Wild West Balloon Adventures owners Bud Whitehead and his wife Stacia let life take them where the wind blows.
Not knowing where the wind will take you is only part of what Bud Whitehead loves about being a hot air balloon pilot.
Whitehead and his wife Stacia acquired Wild West Ballooning in January of this year. He’s thrilled to carry on a tradition of hot air ballooning that has existed in Steamboat for over 40 years, always wildly celebrated in typical ski town style. “You used to be able to bungee jump from hot air balloons,” Whitehead says. “They once had a balloon race with a cross country skier and the goal was for the pilot to land the skier as close to the finish line as possible.” Hot air ballooning itself dates back to 1783 when a chicken, duck, and sheep were sent on an experimental flight over Paris before Pilatre de Rozier and the Marquis D’Arandres became the first men to attempt that first aerial journey.
Whitehead isn’t planning on flying with chickens or offering bungee jumping anytime soon, but if you’ve ever wondered how in the world they fly those things, Whitehead can tell you all about it, and how floating above the Yampa Valley literally changed his perspective on life.
How did you first get involved with hot air ballooning?
When I first started working for Wild West Ballooning, I was on chase crew, following the balloon on the ground in a chase vehicle to assist with landing, help pack the balloon up, and shuttle passengers. Then Ian took me up on my first flight and it was amazing to see the valley from above. You get this whole new perspective. It was a tremendous feeling; how peaceful and quiet it is up when you get into the sky. It really took me by surprise, how much I enjoyed that first flight.
What does it take to become a pilot?
Ian approached me one day and asked me if I had ever thought about flying the balloon. I hadn’t really thought about it, but I’m always open to something new and exciting, so I agreed to give it a try and he became my flight instructor. You start off with student pilot certification, then you get signed off to fly solo so you can get your private pilot’s license. Once you have that, you go for your commercial pilot’s license so you can start flying paying clients. But even after getting the commercial pilot’s license, you still have to get more hours to get insured. At each stage you log a certain number of flight hours, take a written test, pass a flight test and an oral test. It took me about 3 years from the start of my training, to get my commercial pilot’s license.

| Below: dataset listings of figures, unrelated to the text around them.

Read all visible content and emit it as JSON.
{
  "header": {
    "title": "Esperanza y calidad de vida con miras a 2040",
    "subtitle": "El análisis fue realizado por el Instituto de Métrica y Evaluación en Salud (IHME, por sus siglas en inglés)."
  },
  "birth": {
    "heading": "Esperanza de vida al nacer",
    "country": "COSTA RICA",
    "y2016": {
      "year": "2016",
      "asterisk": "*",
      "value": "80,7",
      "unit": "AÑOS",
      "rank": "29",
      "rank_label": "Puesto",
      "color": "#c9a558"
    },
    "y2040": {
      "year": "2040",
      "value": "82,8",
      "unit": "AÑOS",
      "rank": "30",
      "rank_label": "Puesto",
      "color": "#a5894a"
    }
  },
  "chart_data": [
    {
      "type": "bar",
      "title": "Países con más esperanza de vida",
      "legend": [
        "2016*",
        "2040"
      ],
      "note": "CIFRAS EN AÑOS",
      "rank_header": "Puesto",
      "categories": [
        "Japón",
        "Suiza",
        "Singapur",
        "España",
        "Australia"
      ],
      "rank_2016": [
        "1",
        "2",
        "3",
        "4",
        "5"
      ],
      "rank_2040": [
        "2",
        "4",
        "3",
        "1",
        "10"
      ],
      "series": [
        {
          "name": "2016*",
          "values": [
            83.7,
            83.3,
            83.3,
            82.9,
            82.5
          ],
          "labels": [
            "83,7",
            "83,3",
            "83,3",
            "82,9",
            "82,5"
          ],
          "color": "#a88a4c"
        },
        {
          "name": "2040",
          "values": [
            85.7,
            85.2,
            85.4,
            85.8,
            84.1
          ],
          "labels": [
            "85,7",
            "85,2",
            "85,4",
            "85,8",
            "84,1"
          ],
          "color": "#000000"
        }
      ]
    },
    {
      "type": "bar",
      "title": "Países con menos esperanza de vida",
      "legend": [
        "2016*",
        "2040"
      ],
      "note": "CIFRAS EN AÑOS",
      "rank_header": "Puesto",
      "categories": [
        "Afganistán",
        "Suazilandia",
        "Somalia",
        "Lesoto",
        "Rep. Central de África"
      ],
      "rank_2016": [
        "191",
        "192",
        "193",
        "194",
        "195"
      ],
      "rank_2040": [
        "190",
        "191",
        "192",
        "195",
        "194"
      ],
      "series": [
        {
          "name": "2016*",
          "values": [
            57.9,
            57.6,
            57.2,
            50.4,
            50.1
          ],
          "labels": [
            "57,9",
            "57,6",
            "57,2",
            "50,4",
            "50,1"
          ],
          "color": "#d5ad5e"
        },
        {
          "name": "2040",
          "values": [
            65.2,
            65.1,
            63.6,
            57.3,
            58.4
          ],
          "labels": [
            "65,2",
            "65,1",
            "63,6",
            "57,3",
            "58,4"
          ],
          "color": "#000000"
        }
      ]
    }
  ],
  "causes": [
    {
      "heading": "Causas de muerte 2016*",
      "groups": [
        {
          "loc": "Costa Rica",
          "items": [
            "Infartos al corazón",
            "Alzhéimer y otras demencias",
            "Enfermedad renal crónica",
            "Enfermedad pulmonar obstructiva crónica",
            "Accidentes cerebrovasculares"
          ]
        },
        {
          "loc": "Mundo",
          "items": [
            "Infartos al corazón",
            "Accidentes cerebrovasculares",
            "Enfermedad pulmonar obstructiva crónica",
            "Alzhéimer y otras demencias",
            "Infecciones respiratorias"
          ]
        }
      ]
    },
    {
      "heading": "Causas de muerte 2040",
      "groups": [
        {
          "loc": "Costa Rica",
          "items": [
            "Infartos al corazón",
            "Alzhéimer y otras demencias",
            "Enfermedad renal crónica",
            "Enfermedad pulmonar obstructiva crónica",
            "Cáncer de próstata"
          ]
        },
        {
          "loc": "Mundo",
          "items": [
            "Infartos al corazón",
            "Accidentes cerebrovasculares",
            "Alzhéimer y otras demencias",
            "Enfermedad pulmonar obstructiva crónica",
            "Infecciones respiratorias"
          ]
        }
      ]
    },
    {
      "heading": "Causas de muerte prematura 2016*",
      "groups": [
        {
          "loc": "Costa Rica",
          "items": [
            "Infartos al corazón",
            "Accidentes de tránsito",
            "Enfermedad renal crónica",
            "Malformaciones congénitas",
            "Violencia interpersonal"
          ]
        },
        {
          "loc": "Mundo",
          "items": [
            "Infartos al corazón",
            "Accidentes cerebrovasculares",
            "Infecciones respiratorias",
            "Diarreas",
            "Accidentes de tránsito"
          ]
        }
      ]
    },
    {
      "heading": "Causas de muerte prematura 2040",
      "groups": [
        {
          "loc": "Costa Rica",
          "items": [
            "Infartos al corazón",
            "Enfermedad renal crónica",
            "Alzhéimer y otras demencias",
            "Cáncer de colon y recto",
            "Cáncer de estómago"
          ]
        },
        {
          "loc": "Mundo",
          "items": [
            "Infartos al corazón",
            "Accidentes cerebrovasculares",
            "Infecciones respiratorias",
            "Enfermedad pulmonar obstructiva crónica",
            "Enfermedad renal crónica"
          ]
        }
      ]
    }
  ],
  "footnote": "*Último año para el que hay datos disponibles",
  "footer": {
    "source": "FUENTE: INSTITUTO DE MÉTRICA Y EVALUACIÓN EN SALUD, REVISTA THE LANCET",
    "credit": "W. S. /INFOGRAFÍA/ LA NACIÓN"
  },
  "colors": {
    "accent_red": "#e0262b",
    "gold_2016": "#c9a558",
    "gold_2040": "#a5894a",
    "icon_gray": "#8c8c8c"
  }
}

What are some of the things about flying that people don’t know?
There’s nothing on the balloon that allows you to steer. All of the steering is with the wind and wind currents. We’ll ascend and descend and look for different winds going in different directions to help us steer to a nice landing site, and I have a few different ropes and pulleys in the balloon, but none of those things make us go left or right, or faster or slower. It’s all the wind.
Woah, that’s crazy!
Yes, you can definitely get blown off course sometimes or end up going in a direction you don’t want. You might see us landing in someone’s backyard, which is not something we want to do, but sometimes the winds will shift on you. Then it’s all about trying to get to a safe and legal landing spot. You may be in an area you didn’t plan on, but you’re just trying to put it down somewhere safe and open. You can end up in some unique situations, that’s for sure.

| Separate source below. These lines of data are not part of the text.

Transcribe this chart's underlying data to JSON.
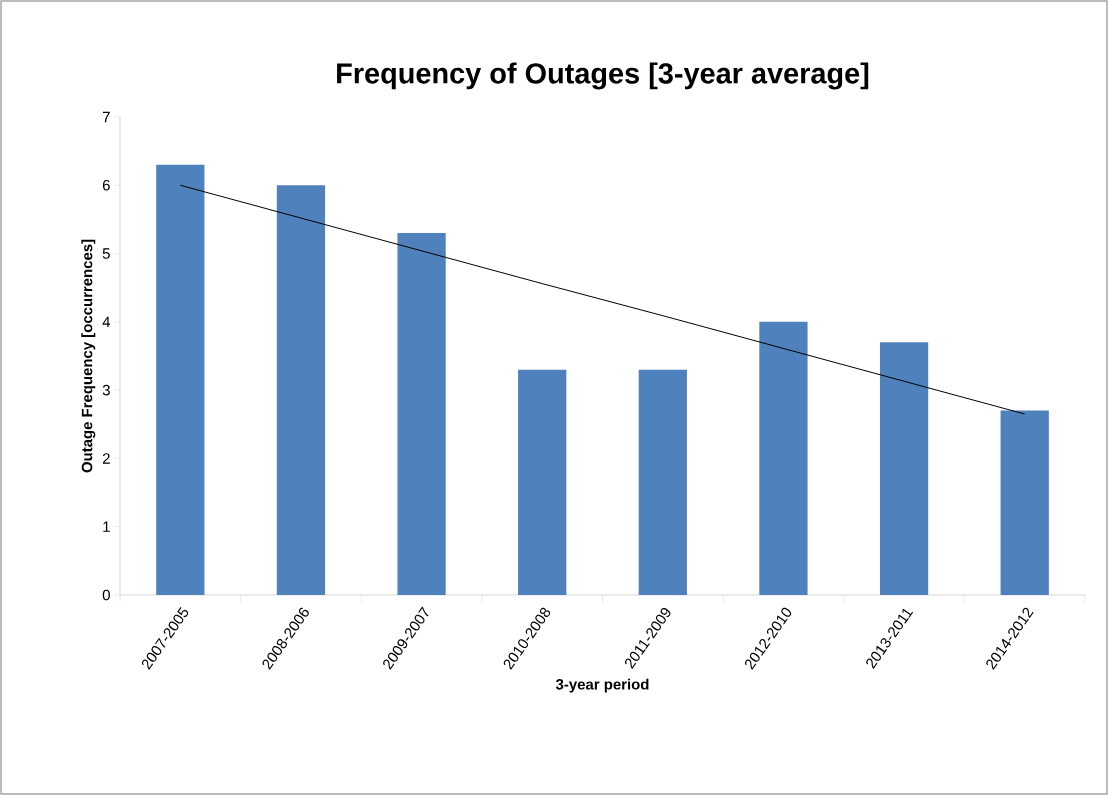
{
  "chart_data": {
    "type": "bar",
    "title": "Frequency of Outages [3-year average]",
    "xlabel": "3-year period",
    "ylabel": "Outage Frequency [occurrences]",
    "categories": [
      "2007-2005",
      "2008-2006",
      "2009-2007",
      "2010-2008",
      "2011-2009",
      "2012-2010",
      "2013-2011",
      "2014-2012"
    ],
    "series": [
      {
        "color": "#4f81bd",
        "values": [
          6.3,
          6.0,
          5.3,
          3.3,
          3.3,
          4.0,
          3.7,
          2.7
        ]
      },
      {
        "type": "line",
        "color": "#000000",
        "values": [
          6.0,
          5.52,
          5.04,
          4.56,
          4.09,
          3.61,
          3.13,
          2.65
        ]
      }
    ],
    "ylim": [
      0,
      7
    ],
    "yticks": [
      0,
      1,
      2,
      3,
      4,
      5,
      6,
      7
    ]
  }
}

How much do hot air balloons cost?
The balloon we fly is around $100,000 new.
Is it dangerous?
As far as danger and safety, you want to make sure you do your diligence on weather forecasting and make sure you keep your balloon on the ground if the winds pick up or there are storms coming. It’s just like sailing; you don’t want to take a sailboat out as storm is approaching, and you keep the balloon on the ground if the weather isn’t going to be right. We won’t go up if it isn’t safe, so we mitigate most of the dangers that you might think are associated with ballooning through research and preparation.
What do you love about it?
I love that every day is different, that you don’t know where you’re going to end up when you start. There is no auto pilot or cruise control. You don’t have a flight plan. You work with the winds you get that day and use them to your advantage. I love that it’s always a challenge. Another thing I really enjoy is sharing special moments with people. People often choose to go up when they’re celebrating a special moment in their lives, so we get to be a part of that. I also enjoy spending time with my crew. We’re a big happy family. I also get to work with my wife so that’s a lot of fun. We’re expecting our first baby girl in September. I’m sure our little daughter will be spending a lot of time at our launch field.
What is special about flying in the Yampa Valley?
I love seeing the seasons change from the balloon, how it greens up in spring and summer. You can see how the river is flowing and watch the ranchers cutting their hay. Then you start getting into fall and see the leaves change. The autumn flights are so beautiful, with the yellows and oranges and seeing the peaks get some snow on them. it’s even quieter in winter with snow on the ground muffling all the noise of town. Sometimes you’ll have some snow crystals in the sky and the sun hitting those crystals looks like sparkling glitter all around you – it’s like being in a snow globe. There’s just nothing else quite like it.